I deceided try to avoid selling alphas made with OFL fonts. I can for sure make then, but I´m still usure if they can be sold or if it´s abusing the license. But I don´t think it´s wrong making a coordinating alpha for one of my paid kits using a OFL font and distributing the alpha for free in my blog, and it´s exactly what I am planning to make when I happen to make one based on a OFL font. Better safe than sorry!

So, after trying to wade through all of this, I have a headache lol! Unless I missed it, what about fonts that come with our computers? I'm not a big font lover and would be happy with what comes in the machines, aside from the few fonts I did get when I made websets.

I'm offering everything I make as freebies, but eventually would like to sell a few things to cover the cost of my blog (not that expensive, but still ...) or become part of a store (still learning the in's and out's of all this). All the TOU's can be horribly confusing and with all the kits out there for sale, I'm wondering how anyone ever covers all the bases!

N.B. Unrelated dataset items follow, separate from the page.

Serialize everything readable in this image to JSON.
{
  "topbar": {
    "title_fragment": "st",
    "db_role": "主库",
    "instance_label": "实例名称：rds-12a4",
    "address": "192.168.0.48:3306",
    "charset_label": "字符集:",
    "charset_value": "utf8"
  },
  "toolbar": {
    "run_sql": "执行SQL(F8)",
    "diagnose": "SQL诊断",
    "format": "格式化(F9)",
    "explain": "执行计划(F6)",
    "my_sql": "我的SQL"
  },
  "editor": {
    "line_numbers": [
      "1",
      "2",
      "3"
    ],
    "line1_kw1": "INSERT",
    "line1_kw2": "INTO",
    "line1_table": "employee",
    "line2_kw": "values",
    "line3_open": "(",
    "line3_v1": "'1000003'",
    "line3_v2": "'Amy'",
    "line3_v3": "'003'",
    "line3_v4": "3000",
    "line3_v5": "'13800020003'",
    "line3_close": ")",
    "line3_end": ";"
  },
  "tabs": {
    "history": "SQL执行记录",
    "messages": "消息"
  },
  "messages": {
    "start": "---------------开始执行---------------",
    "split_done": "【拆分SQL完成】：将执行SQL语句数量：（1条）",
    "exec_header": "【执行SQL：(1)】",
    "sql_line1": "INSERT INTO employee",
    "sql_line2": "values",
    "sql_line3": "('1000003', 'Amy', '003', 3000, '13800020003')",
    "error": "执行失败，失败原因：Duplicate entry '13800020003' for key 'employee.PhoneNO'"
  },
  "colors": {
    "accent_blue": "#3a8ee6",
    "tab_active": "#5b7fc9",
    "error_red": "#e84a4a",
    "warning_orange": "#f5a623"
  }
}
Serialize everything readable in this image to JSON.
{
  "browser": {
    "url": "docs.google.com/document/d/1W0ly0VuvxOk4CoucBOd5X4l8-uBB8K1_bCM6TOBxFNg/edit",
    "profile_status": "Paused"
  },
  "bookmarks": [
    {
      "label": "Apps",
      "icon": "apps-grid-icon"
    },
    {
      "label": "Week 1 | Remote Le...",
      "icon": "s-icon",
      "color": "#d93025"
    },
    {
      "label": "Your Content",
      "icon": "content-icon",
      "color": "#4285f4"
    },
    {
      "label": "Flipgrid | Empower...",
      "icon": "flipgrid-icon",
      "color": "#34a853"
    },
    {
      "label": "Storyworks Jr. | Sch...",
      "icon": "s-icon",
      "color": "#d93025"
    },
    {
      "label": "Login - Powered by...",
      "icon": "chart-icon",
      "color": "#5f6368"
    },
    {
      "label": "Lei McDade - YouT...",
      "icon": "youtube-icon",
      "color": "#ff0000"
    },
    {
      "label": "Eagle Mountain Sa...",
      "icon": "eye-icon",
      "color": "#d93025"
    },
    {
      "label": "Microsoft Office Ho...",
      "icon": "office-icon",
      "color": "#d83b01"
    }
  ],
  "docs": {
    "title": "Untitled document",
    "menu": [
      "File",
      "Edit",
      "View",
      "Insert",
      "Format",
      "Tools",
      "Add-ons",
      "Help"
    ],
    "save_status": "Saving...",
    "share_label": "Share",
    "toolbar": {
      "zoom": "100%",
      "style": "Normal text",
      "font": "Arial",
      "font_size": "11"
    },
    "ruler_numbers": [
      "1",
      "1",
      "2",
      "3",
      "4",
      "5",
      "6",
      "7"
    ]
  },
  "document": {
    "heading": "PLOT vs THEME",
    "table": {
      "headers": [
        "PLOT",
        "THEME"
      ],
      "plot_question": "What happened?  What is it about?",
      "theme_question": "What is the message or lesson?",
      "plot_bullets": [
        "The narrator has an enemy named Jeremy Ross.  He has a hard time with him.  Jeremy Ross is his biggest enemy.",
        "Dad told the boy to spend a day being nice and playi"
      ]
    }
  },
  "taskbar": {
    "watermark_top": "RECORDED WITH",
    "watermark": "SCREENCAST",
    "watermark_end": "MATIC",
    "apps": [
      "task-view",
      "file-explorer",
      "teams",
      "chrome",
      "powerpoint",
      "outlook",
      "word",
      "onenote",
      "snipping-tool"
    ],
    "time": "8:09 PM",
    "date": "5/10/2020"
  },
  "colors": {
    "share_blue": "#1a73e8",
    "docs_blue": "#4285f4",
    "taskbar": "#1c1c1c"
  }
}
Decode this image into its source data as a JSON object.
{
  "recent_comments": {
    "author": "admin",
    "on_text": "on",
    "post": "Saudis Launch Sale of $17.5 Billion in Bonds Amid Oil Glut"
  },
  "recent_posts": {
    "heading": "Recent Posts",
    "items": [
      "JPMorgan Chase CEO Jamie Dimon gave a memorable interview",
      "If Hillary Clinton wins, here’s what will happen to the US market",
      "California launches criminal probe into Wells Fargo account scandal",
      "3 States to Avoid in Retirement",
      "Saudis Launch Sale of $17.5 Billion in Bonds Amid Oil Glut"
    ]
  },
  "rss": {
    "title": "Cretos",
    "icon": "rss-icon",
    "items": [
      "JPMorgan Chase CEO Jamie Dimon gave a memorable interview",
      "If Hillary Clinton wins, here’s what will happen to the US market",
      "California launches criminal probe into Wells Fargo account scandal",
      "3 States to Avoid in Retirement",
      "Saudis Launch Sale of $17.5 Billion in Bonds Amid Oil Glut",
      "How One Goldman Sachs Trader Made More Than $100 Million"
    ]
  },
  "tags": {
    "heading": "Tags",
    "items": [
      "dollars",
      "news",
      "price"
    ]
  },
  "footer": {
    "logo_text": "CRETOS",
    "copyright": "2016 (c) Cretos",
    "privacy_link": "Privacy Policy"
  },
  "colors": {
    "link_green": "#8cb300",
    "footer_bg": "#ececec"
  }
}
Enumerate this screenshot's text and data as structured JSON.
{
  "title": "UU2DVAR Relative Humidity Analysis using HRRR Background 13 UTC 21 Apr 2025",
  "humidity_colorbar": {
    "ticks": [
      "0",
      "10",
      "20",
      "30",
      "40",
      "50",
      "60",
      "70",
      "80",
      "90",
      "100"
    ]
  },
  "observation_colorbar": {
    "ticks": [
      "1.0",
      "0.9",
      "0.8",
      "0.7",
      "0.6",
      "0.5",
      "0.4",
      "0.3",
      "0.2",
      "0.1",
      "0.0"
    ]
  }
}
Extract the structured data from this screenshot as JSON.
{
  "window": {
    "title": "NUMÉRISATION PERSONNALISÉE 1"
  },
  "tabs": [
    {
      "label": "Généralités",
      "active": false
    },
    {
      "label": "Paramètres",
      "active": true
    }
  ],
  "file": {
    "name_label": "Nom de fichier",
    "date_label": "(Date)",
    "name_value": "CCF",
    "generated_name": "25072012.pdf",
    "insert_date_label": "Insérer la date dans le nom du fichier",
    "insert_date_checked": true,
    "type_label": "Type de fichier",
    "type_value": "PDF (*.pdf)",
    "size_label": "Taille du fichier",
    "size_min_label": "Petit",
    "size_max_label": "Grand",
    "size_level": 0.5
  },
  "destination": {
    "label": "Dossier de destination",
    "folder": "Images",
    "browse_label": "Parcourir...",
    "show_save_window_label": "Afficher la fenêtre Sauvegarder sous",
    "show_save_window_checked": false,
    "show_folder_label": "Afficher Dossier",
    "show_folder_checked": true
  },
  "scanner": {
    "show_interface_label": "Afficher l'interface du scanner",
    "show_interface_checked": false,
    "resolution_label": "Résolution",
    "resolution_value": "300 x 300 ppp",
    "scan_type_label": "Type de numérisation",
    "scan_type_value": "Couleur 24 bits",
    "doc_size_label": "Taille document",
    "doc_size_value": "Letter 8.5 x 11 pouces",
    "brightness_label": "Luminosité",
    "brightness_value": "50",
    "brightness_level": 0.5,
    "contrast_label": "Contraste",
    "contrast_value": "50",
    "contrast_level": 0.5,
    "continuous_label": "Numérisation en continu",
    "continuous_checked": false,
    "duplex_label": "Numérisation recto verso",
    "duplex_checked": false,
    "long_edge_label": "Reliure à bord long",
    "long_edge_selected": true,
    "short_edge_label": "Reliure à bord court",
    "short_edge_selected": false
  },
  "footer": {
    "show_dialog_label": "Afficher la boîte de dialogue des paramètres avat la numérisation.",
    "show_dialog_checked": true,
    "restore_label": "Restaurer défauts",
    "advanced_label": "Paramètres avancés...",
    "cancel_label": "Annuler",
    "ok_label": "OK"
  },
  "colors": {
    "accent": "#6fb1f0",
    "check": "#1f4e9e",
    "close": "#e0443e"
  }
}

I sometimes see TOU's that mention the 72 resolution or embedded images, etc. What's that all about?

I see mention of crediting other designers if using their templates or whatever to create a kit. Where do you put those acknowledgements? In with your TOU's? When you're creating a kit, do you just keep track as you go or what? I'm using so many things from here as a newbie (I have created a few things of my own though) that I'd love to give credit even if everything I'm using is CU stuff.

So much to learn aside from learning how to create kits! Sorry for all the questions. Just trying to begin getting a handle on this side of things.

-Lisa

How can't I see this post before? I was so confused too when I first start to make designs for selling and I ended up using fonts only from squirrelfont to not to be sorry later or purchase from font designers that offers commercial use and not demanding a lot money like $300 smiley
@Lisa: I usually stay away From resources if they says something about crediting or "if you are selling this sell with my license". That's a horrible way of selling cu products because I cannot change my TOU file in every kit that I made and accordingly can't update my website TOU each time. Then it would be confusing for buyers. If I am wrong please somebody correct me, but as far as I know and understand from PIxelscrapper TOU you don't have to credit the designer in your TOU file if you are using the items for commercial use. Only thing you need to do is changing the original file in such a way that it should have some of your creativity.

I usually credit digiscrap designers, photographers which Public domain photos I used and type designers as well, even if it´s not required. There are designers who make a cool image of all the designers they use and write "this kit may or may not use things from..." and them copy them to the kit folder everytime. I prefer to do it kit by kit. What I do is: I create a .txt file, named as other stuff from my kits (e.g LW_MDA_credits.txt - sometimes I name this file ThankYou, istead of credits) and then I name each designer in one line, as I go (e.g: When I finish a piece and save it, I open the file and check if each designer I used something on this piece is already credited, and write the names of the ones that still aren´t. I have to say that Marisa and Sheilla are credited in pretty much everything I make smiley When it´s a mini kit, I usually put it straight on the TOU.

@Elif - I agree about staying away from anything that has those types of terms. I've trashed a lot of things that I went back and read the terms on. If they're too confusing for me - poof, they're gone! I hope the PS terms are as you interpret them to be. Although some files I'm not sure what more to do with than recolor them (like a paperclip or a binder) to change them up.

@Lorien - Creating a text file and doing it as you go sounds like a good idea, especially if credit is required. I'm also considering putting up an acknowledge type page on my blog with a link to designers that I've acquired things to use. Lol, and yeah I agree with you about Marisa and Sheila. And Janet, Elif, etc. lol

Thanks for the tips!!

-Lisa

I would say, rather than making assumptions, when in doubt, contact and ask the designer/developer directly.